By Maggie Thurber | Special to Ohio Watchdog
COLUMBUS — A new law awaiting the governor’s decision may make chartering buses for student out-of-state trips a thing of the past.
The bill, H.B. 437, approved by the Ohio House and Senate and sent to the governor on Wednesday, increases the number of miles that a school district’s board may authorize its motor vehicles to be used for out-of-state travel. The maximum round-trip mileage was increased from 240 miles to 1,000 miles.
The State Board of Education, by administrative rule, provides that any out-of-state travel is calculated “from (the) point of exit from the state to the point of entry in the state,” and any distance traveled in-state does not add to the total of the out-of-state mileage.

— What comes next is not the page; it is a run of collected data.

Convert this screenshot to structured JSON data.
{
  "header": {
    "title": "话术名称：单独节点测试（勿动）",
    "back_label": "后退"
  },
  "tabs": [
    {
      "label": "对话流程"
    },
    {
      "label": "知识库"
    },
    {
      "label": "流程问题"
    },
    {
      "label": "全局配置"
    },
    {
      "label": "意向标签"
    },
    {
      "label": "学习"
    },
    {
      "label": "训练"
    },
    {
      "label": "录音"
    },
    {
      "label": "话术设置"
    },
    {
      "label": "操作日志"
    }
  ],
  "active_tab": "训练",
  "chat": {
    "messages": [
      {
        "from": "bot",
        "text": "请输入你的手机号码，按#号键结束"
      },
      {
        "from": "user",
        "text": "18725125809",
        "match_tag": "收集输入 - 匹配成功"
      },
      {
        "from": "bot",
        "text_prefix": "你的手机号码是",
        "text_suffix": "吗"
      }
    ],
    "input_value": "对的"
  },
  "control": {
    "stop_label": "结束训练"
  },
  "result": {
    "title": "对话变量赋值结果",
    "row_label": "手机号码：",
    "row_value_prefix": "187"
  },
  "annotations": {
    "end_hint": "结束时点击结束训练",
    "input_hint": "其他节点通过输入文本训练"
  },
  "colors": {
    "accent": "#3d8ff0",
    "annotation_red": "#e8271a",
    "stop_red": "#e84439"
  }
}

If a school district thought an out-of-state trip would exceed the 240-mile round-trip limit, it needed to use chartered commercial carriers.

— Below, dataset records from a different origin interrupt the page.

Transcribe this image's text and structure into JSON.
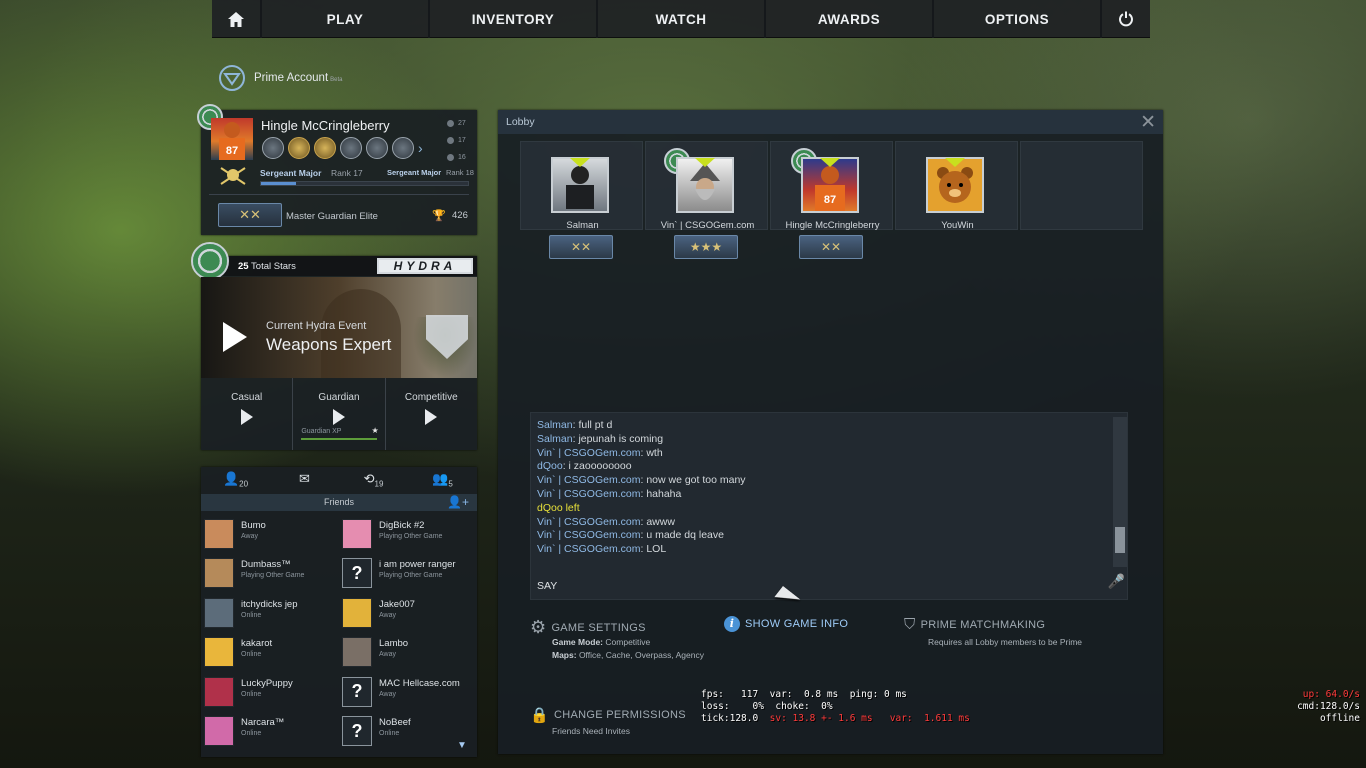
{
  "nav": {
    "items": [
      "PLAY",
      "INVENTORY",
      "WATCH",
      "AWARDS",
      "OPTIONS"
    ],
    "home_icon": "home-icon",
    "power_icon": "power-icon"
  },
  "prime": {
    "label": "Prime Account",
    "beta": "Beta"
  },
  "profile": {
    "name": "Hingle McCringleberry",
    "stats": [
      "27",
      "17",
      "16"
    ],
    "rank_label": "Sergeant Major",
    "rank_num": "Rank 17",
    "next_rank_label": "Sergeant Major",
    "next_rank_num": "Rank 18",
    "xp_fraction": 0.17,
    "skill_group": "Master Guardian Elite",
    "wins": "426"
  },
  "hydra": {
    "total_stars": "25",
    "total_stars_label": "Total Stars",
    "logo": "HYDRA",
    "event_label": "Current Hydra Event",
    "event_name": "Weapons Expert",
    "modes": [
      "Casual",
      "Guardian",
      "Competitive"
    ],
    "guardian_xp": "Guardian XP"
  },
  "friends": {
    "tabs": [
      {
        "icon": "friends-icon",
        "count": "20"
      },
      {
        "icon": "mail-icon",
        "count": ""
      },
      {
        "icon": "history-icon",
        "count": "19"
      },
      {
        "icon": "group-icon",
        "count": "5"
      }
    ],
    "title": "Friends",
    "list": [
      {
        "name": "Bumo",
        "status": "Away",
        "unknown": false
      },
      {
        "name": "DigBick #2",
        "status": "Playing Other Game",
        "unknown": false
      },
      {
        "name": "Dumbass™",
        "status": "Playing Other Game",
        "unknown": false
      },
      {
        "name": "i am power ranger",
        "status": "Playing Other Game",
        "unknown": true
      },
      {
        "name": "itchydicks jep",
        "status": "Online",
        "unknown": false
      },
      {
        "name": "Jake007",
        "status": "Away",
        "unknown": false
      },
      {
        "name": "kakarot",
        "status": "Online",
        "unknown": false
      },
      {
        "name": "Lambo",
        "status": "Away",
        "unknown": false
      },
      {
        "name": "LuckyPuppy",
        "status": "Online",
        "unknown": false
      },
      {
        "name": "MAC Hellcase.com",
        "status": "Away",
        "unknown": true
      },
      {
        "name": "Narcara™",
        "status": "Online",
        "unknown": false
      },
      {
        "name": "NoBeef",
        "status": "Online",
        "unknown": true
      }
    ]
  },
  "lobby": {
    "title": "Lobby",
    "members": [
      {
        "name": "Salman",
        "leader": true
      },
      {
        "name": "Vin` | CSGOGem.com",
        "leader": true
      },
      {
        "name": "Hingle McCringleberry",
        "leader": true
      },
      {
        "name": "YouWin",
        "leader": true
      },
      {
        "name": "",
        "leader": false
      }
    ],
    "chat": [
      {
        "who": "Salman",
        "msg": ": full pt d",
        "sys": false
      },
      {
        "who": "Salman",
        "msg": ": jepunah is coming",
        "sys": false
      },
      {
        "who": "Vin` | CSGOGem.com",
        "msg": ": wth",
        "sys": false
      },
      {
        "who": "dQoo",
        "msg": ": i zaoooooooo",
        "sys": false
      },
      {
        "who": "Vin` | CSGOGem.com",
        "msg": ": now we got too many",
        "sys": false
      },
      {
        "who": "Vin` | CSGOGem.com",
        "msg": ": hahaha",
        "sys": false
      },
      {
        "who": "",
        "msg": "dQoo left",
        "sys": true
      },
      {
        "who": "Vin` | CSGOGem.com",
        "msg": ": awww",
        "sys": false
      },
      {
        "who": "Vin` | CSGOGem.com",
        "msg": ": u made dq leave",
        "sys": false
      },
      {
        "who": "Vin` | CSGOGem.com",
        "msg": ": LOL",
        "sys": false
      }
    ],
    "say": "SAY",
    "game_settings": "GAME SETTINGS",
    "game_mode_label": "Game Mode:",
    "game_mode": "Competitive",
    "maps_label": "Maps:",
    "maps": "Office, Cache, Overpass, Agency",
    "show_info": "SHOW GAME INFO",
    "prime_mm": "PRIME MATCHMAKING",
    "prime_mm_sub": "Requires all Lobby members to be Prime",
    "permissions": "CHANGE PERMISSIONS",
    "permissions_sub": "Friends Need Invites"
  },
  "netgraph": {
    "line1": "fps:   117  var:  0.8 ms  ping: 0 ms",
    "line2": "loss:    0%  choke:  0%",
    "line3a": "tick:128.0  ",
    "line3b": "sv: 13.8 +- 1.6 ms   var:  1.611 ms",
    "up": "up: 64.0/s",
    "cmd": "cmd:128.0/s",
    "status": "offline"
  }
}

But with the new law’s total out-of-state distance of up to 1,000 miles, school districts can use their own vehicles for trips to places as far away as Omaha, Neb., Tallahassee, Fla., Minneapolis, Minn., and Providence, R.I.
There is nothing in the bill to indicate if using school transportation is actually cheaper than a chartered carrier, or if students and chaperones would prefer a restroom (found on many chartered buses) for such long trips, but if the governor signs the bill as expected, schools will at least have that option.